The manufacturer’s protocol (see Methods) was modified to optimize BoNT/A1 sensitivity for iPSC-NSCs cultured on TCP by replacing the proprietary pre-coat solution with poly-L-ornithine and laminin treatment (“Differentiated on PLO/LAM”), supplementing the differentiation medium with retinoic acid (RA) and purmorphamine (PUR), and extending the maturation time to 23 days (“Optimized Protocol”). (a) Representative EC50 curves for human iPSC-neural stem cells (iPSC-NSCs) treated with serial dilutions of BoNT/A1 (Units/Well).
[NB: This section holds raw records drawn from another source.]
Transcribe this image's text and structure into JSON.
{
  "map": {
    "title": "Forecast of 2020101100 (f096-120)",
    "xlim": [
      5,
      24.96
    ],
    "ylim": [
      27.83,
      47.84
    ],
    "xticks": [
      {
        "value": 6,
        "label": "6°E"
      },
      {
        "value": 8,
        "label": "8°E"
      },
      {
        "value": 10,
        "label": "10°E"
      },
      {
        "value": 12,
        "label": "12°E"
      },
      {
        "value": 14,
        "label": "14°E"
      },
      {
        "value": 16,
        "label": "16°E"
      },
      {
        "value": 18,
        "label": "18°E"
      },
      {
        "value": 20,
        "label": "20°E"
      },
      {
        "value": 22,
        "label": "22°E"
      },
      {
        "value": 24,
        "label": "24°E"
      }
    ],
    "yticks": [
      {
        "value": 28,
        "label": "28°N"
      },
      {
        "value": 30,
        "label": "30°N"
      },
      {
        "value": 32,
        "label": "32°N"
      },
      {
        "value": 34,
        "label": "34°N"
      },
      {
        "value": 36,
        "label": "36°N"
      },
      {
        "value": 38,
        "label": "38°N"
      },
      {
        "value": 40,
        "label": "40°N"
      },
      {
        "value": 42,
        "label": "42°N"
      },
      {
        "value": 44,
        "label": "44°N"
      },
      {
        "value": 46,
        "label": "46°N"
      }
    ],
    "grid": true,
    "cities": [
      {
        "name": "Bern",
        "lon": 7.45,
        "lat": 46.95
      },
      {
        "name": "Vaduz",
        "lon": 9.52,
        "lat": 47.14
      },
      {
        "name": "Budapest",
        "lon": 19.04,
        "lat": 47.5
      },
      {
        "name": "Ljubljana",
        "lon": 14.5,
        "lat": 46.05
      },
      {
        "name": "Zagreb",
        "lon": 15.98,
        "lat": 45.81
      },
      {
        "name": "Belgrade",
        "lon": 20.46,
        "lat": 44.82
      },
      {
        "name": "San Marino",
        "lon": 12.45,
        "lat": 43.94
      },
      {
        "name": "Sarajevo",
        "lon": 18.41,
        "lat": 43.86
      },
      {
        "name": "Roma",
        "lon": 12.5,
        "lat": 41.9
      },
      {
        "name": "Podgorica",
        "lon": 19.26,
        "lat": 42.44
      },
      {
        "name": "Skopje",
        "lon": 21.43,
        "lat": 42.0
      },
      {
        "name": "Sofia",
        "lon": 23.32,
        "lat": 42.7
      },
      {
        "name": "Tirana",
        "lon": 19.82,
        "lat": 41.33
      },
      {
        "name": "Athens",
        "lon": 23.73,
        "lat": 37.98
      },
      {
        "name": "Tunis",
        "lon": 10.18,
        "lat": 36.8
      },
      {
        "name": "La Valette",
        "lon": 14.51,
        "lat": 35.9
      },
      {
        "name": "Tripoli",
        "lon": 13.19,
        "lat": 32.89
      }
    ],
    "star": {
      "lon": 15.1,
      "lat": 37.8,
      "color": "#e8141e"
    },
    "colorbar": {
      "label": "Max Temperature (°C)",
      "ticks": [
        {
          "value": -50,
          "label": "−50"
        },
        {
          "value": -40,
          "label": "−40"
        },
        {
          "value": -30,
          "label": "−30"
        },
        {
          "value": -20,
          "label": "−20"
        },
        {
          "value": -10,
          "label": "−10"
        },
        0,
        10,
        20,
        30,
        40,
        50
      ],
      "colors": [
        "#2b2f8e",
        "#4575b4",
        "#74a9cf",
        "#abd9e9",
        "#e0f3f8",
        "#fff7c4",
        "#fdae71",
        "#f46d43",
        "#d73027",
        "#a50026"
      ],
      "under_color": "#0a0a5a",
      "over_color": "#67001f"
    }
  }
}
Cultured cells were exposed to BoNT/A1 for 48 h before cell lysates were harvested, followed by Western blot and densitometry analysis to quantify SNAP-25 cleavage. (b) BoNT/A1 sensitivities (EC50, Mean ± S.D., 3 replicate experiments) for iPSC-NSCs cultured on TCP surfaces. The EC50 value is defined as the BoNT activity (Units/Well) required to reach half the maximum response for SNAP-25 cleavage, where 1 U is equivalent to the mLD50 determined using an in vivo mouse bioassay (dashed line). Statistical significance was determined using a one-way ANOVA (alpha = 0.05) followed by a Tukey test to compare individual means (Multiplicity adjusted P-values: **P ≤ 0.01; ***P ≤ 0.001).